Vice Minister of Health of the People's Republic of China

Personal details
- Born: 1906 Jinxi, Liaoning, China
- Died: 12 June 1989 (aged 82–83)

= Cui Yitian =

Chinese politician

Cui Yitian (崔义田; 1906–1989) was a Chinese politician, military medical official, and public health administrator of the People's Republic of China. He played a significant role in the development of military and civilian medical systems during the Second Sino-Japanese War, the Chinese Civil War, and the early years of the People's Republic of China.

== Biography ==

Cui Yitian was born in 1906 in Jinxi, Liaoning Province. He received his early medical education at Liaoning Medical College. In 1935, while working at Shengjing Medical College in Shenyang, Cui was arrested by Japanese police. In 1938, during the Second Sino-Japanese War, he joined the New Fourth Army, where he assumed senior leadership roles in military medical services. He served successively as president of the Base Area Hospital, part of the New Fourth Army's Military Medical Department in Zhangjiadu, Jingxian County, and later as deputy minister and minister of its Health Department, contributing to the establishment and organization of wartime medical systems.

During the later stages of the Chinese Civil War, Cui held a number of key positions in military health administration. He served as head of the Health Department of the New Fourth Army and the Shandong Military Region, and later as director of the Health Departments of the East China Military Region and the East China Field Army. He subsequently became director of the Health Department of the Logistics Department of the Third Field Army, where he oversaw large-scale medical support operations.
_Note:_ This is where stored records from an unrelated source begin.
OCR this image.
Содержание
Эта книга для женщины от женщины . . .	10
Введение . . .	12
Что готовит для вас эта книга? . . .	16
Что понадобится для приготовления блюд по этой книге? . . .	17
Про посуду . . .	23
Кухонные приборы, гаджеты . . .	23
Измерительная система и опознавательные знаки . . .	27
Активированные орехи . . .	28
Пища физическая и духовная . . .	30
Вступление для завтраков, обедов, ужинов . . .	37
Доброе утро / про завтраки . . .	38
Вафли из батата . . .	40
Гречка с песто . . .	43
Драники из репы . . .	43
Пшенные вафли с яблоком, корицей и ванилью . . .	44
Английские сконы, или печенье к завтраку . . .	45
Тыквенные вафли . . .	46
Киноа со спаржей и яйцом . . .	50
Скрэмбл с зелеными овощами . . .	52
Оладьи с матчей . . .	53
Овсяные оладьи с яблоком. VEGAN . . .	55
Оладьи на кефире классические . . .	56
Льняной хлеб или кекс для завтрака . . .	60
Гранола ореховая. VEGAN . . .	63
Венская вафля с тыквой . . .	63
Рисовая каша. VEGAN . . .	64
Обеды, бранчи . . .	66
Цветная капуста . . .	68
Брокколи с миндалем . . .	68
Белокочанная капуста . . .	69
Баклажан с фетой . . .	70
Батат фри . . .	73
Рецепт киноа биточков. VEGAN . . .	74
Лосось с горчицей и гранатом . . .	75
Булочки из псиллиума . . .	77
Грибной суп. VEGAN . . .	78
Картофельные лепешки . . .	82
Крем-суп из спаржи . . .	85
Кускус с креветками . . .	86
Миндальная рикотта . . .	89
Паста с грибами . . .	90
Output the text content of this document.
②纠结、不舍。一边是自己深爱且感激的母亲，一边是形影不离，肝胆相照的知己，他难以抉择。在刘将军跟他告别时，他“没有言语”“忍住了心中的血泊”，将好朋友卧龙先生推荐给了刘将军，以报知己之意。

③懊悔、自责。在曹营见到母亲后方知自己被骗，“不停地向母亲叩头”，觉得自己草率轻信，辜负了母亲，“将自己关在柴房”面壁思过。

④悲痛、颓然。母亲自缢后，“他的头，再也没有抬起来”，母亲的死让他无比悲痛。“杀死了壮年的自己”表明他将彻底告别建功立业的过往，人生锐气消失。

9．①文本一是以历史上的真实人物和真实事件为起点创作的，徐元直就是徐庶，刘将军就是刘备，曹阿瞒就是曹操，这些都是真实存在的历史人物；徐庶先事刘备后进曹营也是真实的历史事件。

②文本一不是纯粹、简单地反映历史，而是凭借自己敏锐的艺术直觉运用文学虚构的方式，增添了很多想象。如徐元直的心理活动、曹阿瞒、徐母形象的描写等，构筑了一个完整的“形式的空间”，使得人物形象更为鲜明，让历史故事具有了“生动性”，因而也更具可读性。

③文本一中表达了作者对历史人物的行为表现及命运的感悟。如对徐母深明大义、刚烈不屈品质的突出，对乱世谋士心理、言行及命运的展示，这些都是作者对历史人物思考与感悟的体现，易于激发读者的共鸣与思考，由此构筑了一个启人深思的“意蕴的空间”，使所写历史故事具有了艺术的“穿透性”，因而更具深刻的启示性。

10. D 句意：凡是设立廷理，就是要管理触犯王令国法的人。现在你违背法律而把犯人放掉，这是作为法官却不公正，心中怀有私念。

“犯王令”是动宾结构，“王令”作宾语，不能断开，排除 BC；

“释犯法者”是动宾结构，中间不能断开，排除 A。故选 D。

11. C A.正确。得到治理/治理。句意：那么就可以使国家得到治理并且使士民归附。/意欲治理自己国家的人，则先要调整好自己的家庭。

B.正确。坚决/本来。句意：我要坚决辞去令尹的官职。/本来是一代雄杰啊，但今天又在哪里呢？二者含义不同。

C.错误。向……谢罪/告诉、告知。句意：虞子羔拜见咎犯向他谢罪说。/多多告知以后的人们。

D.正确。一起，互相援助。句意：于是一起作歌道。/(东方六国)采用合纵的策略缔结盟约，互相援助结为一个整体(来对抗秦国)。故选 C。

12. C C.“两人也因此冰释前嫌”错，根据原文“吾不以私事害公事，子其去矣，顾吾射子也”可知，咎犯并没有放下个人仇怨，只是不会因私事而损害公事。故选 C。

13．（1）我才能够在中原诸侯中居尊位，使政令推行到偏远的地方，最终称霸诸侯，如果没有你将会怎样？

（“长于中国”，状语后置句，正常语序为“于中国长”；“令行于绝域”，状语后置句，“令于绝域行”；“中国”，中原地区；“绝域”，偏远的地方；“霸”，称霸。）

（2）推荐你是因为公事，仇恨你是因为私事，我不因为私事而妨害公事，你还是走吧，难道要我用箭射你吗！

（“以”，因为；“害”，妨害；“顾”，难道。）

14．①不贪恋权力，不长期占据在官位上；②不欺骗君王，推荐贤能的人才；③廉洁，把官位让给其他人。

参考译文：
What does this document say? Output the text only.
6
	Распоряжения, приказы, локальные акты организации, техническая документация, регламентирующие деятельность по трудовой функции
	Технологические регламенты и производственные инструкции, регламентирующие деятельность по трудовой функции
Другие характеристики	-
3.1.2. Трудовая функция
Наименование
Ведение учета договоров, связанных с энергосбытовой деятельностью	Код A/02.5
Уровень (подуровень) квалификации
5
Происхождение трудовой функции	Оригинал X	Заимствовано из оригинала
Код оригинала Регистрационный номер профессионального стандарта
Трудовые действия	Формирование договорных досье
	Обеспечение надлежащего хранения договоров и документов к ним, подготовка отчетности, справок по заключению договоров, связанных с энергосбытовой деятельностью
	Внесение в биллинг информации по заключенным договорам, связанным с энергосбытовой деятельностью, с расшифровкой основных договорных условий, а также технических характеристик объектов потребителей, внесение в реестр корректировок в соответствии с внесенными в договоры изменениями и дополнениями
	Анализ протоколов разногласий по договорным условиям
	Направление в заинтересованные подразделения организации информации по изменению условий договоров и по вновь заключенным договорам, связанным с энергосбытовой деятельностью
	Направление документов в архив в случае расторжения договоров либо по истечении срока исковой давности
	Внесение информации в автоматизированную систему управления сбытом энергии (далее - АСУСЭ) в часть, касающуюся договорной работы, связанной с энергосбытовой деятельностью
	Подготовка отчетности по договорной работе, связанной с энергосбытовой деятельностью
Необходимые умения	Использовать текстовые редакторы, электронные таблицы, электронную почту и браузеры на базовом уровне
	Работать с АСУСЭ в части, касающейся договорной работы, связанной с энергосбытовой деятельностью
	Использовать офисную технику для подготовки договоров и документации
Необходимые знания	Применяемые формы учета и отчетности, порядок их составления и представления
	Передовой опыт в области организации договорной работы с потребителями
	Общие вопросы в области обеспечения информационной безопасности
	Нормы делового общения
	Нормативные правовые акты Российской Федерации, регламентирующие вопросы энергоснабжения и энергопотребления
Following the founding of the People's Republic of China in 1949, Cui transitioned to senior roles in civilian public health administration. He was appointed minister of health of the East China Military and Administrative Committee and later served as director of the Health Department of the Shanghai Military Control Commission, concurrently holding the post of director of the Shanghai Municipal Health Bureau. He was later appointed vice minister of health of the People's Republic of China. In addition to his government duties, Cui also served as vice president of the Chinese People's Association for Friendship with Foreign Countries and vice president of the Chinese Medical Association.

Cui Yitian died in Beijing on 12 June 1989.